In chapter 51, Calmet also includes information he had personally learned from a priest who had been sent into Moravia. After arriving in the city of Olmutz,he was soon invited to join a local official in his investigation of a recent case of a revenant in the village of Liebava. According to the witnesses who testified there,three or four years before the revenant of a man who had died had come out of the cemetery at night to disturb people in their beds. The trouble he caused ceased when a “Hungarian” happened to arrive in the village on his way to some further destination. This traveler boasted that he could put an end to the revenant’s activity. He climbed up the church tower and observed the revenant coming out of its grave. The revenant removed his linen burial shroud and then went off to do his usual mischief. The “Hungarian” then quickly climbed back down to the grown, ran to the cemetery, and snatched the shroud.
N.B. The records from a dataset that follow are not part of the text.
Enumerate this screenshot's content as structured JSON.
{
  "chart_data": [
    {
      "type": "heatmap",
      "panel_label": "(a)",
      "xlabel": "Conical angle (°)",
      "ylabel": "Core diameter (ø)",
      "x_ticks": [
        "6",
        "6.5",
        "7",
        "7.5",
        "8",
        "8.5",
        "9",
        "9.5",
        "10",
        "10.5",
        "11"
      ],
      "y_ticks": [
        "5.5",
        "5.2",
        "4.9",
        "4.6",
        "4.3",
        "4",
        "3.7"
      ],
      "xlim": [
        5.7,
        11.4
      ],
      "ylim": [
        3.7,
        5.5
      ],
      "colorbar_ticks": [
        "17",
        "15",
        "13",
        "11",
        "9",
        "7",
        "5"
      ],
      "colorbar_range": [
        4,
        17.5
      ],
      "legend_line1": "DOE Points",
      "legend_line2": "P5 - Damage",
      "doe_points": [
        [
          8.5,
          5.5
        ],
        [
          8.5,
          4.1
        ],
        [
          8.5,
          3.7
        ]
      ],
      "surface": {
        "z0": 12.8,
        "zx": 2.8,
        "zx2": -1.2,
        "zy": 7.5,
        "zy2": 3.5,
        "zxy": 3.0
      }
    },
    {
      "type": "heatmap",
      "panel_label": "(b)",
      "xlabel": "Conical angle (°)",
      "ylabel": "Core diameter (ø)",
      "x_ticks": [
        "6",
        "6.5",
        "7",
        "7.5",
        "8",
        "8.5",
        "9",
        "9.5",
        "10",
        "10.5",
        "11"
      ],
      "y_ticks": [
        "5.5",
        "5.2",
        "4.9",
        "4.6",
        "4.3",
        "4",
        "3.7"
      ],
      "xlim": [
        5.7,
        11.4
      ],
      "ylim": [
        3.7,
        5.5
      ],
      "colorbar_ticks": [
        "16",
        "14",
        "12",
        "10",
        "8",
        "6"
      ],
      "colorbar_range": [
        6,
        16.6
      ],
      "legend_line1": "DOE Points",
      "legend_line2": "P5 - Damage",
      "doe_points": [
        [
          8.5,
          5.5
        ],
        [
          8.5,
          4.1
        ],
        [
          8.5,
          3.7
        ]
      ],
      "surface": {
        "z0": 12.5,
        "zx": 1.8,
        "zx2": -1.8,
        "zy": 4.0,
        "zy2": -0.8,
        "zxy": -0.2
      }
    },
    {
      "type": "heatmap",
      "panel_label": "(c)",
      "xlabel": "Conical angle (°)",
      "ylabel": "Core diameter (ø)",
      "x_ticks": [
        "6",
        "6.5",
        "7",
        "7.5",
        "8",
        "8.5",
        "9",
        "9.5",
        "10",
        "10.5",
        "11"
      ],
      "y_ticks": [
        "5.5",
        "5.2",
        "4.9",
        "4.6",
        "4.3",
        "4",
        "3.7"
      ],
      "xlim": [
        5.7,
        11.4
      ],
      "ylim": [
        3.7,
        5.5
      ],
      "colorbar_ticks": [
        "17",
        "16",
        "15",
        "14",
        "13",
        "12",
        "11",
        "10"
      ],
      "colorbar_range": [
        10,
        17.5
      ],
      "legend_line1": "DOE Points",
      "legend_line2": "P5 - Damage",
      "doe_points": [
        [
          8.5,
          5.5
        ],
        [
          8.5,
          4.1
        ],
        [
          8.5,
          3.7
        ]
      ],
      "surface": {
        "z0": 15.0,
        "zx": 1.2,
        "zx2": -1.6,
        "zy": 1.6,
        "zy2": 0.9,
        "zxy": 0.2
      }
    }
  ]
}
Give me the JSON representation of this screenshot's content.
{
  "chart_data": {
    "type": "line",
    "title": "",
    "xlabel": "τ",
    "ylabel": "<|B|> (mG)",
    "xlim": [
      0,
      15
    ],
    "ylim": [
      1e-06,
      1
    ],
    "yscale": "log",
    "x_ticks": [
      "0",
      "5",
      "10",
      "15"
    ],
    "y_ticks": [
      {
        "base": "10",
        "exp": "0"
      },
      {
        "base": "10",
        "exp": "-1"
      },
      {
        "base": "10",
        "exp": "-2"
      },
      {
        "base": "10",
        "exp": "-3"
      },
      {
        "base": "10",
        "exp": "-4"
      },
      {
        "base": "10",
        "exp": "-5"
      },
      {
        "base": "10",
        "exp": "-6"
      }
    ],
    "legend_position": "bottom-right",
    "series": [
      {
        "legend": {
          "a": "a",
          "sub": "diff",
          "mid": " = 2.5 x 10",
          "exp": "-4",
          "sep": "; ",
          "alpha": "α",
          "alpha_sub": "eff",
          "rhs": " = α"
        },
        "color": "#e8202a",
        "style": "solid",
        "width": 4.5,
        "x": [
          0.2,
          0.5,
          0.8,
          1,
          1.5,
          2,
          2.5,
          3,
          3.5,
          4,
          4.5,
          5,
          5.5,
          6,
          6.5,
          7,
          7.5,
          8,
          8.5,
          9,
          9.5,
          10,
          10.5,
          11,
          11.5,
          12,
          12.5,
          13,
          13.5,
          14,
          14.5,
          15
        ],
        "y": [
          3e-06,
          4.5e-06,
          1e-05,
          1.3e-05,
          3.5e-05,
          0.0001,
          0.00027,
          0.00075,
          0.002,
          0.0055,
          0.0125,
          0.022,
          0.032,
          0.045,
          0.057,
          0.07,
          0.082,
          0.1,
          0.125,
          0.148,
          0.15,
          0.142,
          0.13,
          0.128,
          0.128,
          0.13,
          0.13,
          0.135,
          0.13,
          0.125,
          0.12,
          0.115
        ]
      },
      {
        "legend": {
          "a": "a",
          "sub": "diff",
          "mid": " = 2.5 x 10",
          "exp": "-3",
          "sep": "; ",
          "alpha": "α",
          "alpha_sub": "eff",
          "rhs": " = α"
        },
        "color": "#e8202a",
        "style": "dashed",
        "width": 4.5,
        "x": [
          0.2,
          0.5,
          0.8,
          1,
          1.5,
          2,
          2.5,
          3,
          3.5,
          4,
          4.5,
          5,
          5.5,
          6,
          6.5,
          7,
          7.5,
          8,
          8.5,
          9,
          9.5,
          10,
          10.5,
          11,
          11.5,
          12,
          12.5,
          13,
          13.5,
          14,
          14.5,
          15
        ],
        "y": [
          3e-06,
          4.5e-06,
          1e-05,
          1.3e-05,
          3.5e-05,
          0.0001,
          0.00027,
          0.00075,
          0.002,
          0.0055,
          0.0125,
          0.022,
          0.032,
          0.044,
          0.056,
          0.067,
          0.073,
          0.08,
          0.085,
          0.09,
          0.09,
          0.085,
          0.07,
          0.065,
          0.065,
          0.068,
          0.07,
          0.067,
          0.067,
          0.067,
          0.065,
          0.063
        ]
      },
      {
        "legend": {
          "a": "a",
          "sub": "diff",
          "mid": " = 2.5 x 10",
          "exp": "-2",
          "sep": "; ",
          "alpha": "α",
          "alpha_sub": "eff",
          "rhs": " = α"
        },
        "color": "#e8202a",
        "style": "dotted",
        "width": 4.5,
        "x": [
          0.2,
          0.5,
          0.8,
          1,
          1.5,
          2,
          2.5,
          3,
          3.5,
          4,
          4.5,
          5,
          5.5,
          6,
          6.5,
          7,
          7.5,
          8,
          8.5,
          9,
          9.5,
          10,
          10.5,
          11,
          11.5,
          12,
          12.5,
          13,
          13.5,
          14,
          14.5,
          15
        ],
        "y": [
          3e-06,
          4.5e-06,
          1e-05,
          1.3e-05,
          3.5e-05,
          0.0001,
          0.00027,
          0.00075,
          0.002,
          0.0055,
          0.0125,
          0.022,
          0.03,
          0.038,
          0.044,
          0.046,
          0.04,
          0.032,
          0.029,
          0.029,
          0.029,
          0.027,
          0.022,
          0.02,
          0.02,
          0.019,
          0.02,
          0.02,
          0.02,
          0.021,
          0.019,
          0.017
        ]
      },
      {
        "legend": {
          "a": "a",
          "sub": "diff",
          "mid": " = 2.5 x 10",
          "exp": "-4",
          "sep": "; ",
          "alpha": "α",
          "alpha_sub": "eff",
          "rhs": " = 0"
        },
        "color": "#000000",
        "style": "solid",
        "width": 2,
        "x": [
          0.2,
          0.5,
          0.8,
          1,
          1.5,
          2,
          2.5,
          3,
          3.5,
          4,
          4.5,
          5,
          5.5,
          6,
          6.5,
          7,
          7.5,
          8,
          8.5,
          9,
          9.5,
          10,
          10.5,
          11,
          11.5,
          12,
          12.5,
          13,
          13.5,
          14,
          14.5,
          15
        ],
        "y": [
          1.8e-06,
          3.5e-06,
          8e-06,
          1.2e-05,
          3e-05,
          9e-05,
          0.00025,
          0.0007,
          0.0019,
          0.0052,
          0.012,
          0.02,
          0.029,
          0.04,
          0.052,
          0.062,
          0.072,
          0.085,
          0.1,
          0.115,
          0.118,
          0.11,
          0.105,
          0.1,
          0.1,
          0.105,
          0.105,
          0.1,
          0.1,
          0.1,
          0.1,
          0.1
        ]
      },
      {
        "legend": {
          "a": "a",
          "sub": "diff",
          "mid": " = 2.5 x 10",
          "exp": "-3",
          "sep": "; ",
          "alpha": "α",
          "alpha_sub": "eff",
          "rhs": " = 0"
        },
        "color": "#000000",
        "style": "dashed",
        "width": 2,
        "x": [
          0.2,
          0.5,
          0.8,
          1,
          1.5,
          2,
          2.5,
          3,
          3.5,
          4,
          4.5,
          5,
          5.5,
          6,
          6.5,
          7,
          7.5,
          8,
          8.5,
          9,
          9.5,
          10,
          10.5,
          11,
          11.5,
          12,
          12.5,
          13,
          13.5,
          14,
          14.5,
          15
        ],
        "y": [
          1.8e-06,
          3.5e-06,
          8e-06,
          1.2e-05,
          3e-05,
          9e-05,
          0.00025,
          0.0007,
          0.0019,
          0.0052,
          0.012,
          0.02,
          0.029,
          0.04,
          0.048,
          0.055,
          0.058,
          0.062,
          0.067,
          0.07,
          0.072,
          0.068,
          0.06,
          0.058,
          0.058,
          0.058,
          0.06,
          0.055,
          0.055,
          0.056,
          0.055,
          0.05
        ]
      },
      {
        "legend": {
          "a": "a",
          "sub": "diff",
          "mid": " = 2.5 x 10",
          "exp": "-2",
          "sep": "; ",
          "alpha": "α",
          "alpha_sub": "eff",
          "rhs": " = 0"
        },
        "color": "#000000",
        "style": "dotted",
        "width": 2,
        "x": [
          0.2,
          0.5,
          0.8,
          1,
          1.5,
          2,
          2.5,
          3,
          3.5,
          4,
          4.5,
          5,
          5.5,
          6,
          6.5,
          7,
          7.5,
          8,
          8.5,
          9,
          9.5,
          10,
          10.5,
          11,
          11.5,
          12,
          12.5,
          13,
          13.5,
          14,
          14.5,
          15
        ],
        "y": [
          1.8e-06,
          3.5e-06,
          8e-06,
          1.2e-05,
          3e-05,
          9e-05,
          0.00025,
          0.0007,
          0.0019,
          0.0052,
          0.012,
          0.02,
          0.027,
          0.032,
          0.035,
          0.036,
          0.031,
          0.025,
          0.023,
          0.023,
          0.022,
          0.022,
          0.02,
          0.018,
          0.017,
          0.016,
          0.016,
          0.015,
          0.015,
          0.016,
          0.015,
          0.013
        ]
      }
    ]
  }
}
Then he carried this shroud back with him back to the top of the tower. When the revenant returned to his grave site, he saw that his shroud was missing. Then he spotted the stranger up on the tower. The man signaled to to the revanant by way of gestures that he ought to climb up the tower and get his shroud back. The revenant was soon climbing the ladder that the stranger had used. But, when the revenant was nearly to to the top, the stranger knocked him backwards off the ladder. After climbing down again, the “Hungarian” then decapitated the corpse with a spade. The revenant never troubled anyone again.

In the above paragraph, I have put the term Hungarian in quotion marks since Calmet and other writers in his day use the term to mean anyone living in what was the Kingdom of Hungary, which then included northern Serbia and parts of Romania. Most often in accounts of vampires written at this time, the “Hungarian” is revealed by geographic and ethnic details to actually be a Serbian.